Good luck.... Let me know if you find any good international insurance deals for beginners. I have a few mexican riviera trips tentavely planned over the next few years.

---Tapske

NIF
10-08-2012 12:40 AM
hellosailor
Re: Insurance

"We didn't know there was so much involved we 'assumed' it was going to be like a car. "
It IS like a car. No safety classes? Surcharged. Going to Canada or Mexico? Surcharged. Driving too many miles? Surcharged. Commercial use? Surcharged. Bad credit rating? Surcharged. Gross weight over 20,000 lbs? Ooops, commercial license, surcharged again.

Cars, boats, doesn't matter, the insurers have surcharges for everything. Pick a slow time of a slow day, like midweek late morning or midafternoon, and pick a broker's brains. Then do it again the next week, with someone else. One of them might even earn your business.
10-06-2012 08:50 AM
PAULCR1
Re: Insurance

svzephyr44,
Thank you for the insight. We didn't know there was so much involved we 'assumed' it was going to be like a car. You folks have been a wealth of information and assistance. I hope we can reciprocate someday.
10-06-2012 02:35 AM
svzephyr44
Re: Insurance

Most marine insurance for coverage outside the US is sold through brokers. What you need to do is find a couple of brokers and discuss it with them. They have access to a number of different insurance companies, each of whom have their own rules. Also, coverage is not like car insurance. For example, my boat was insured for US and Bahamas, then the western Caribbean, now for the North Atlantic north of 10 degrees and the Med. Each time I move the coverage is re-written and the premiums change. This is also true if I stop for a while. Usually if you are going to be in a single place for at least 3 months they will modify the coverage for that place.

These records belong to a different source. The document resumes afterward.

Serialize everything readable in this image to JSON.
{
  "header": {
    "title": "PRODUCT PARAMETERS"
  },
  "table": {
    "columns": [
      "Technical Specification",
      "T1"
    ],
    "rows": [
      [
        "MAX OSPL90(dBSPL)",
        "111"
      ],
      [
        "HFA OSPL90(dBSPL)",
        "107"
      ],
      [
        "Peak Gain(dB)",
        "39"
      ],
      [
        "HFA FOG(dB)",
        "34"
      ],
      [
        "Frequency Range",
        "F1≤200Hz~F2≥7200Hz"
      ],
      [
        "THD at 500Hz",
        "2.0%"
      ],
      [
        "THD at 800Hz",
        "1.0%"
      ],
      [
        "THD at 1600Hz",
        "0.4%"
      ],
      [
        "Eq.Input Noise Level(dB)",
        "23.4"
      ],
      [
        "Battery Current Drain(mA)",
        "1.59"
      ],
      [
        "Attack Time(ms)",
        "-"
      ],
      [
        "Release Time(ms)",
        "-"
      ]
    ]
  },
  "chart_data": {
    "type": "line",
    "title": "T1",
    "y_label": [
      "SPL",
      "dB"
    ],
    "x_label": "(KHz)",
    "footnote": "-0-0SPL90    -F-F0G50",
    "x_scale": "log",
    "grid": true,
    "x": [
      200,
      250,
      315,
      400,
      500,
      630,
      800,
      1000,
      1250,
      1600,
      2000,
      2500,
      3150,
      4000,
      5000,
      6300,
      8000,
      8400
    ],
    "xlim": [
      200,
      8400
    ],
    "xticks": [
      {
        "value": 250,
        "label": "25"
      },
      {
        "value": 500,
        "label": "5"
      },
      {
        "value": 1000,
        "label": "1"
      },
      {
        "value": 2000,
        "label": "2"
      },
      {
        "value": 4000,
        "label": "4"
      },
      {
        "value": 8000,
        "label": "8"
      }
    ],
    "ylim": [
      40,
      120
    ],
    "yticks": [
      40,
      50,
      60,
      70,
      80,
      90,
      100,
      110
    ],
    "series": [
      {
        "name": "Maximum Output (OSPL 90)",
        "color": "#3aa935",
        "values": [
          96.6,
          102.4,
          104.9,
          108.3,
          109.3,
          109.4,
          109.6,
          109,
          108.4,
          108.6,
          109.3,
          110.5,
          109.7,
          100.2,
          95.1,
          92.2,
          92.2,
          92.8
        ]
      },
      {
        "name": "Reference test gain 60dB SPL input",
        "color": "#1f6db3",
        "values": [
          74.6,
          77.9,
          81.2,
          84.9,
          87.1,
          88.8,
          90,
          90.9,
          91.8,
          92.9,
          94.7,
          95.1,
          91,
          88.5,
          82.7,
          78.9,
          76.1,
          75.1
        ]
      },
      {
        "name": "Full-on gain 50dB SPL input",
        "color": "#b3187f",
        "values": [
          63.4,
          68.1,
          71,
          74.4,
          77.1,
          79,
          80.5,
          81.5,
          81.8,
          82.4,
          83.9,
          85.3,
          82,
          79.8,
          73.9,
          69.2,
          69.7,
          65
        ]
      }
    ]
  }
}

I am honoring this boards rules by not giving you names of brokers. The reason I sent you to the Seven Seas Cruising Association forum is that the issues of international coverage are well documented and a number of brokers read the forums on a regular basis. So if you go there you can get the real answers from the people who sell the coverage for a living.
10-05-2012 08:59 PM
PAULCR1
Re: Insurance

Geoff54,
I agree with you. If, heaven forbid, something were to happen I wouldn't want to spend the rest of my life regretting it and having to dodge bill collectors. If I have to delay my plans so be it rather than create a legal hassle.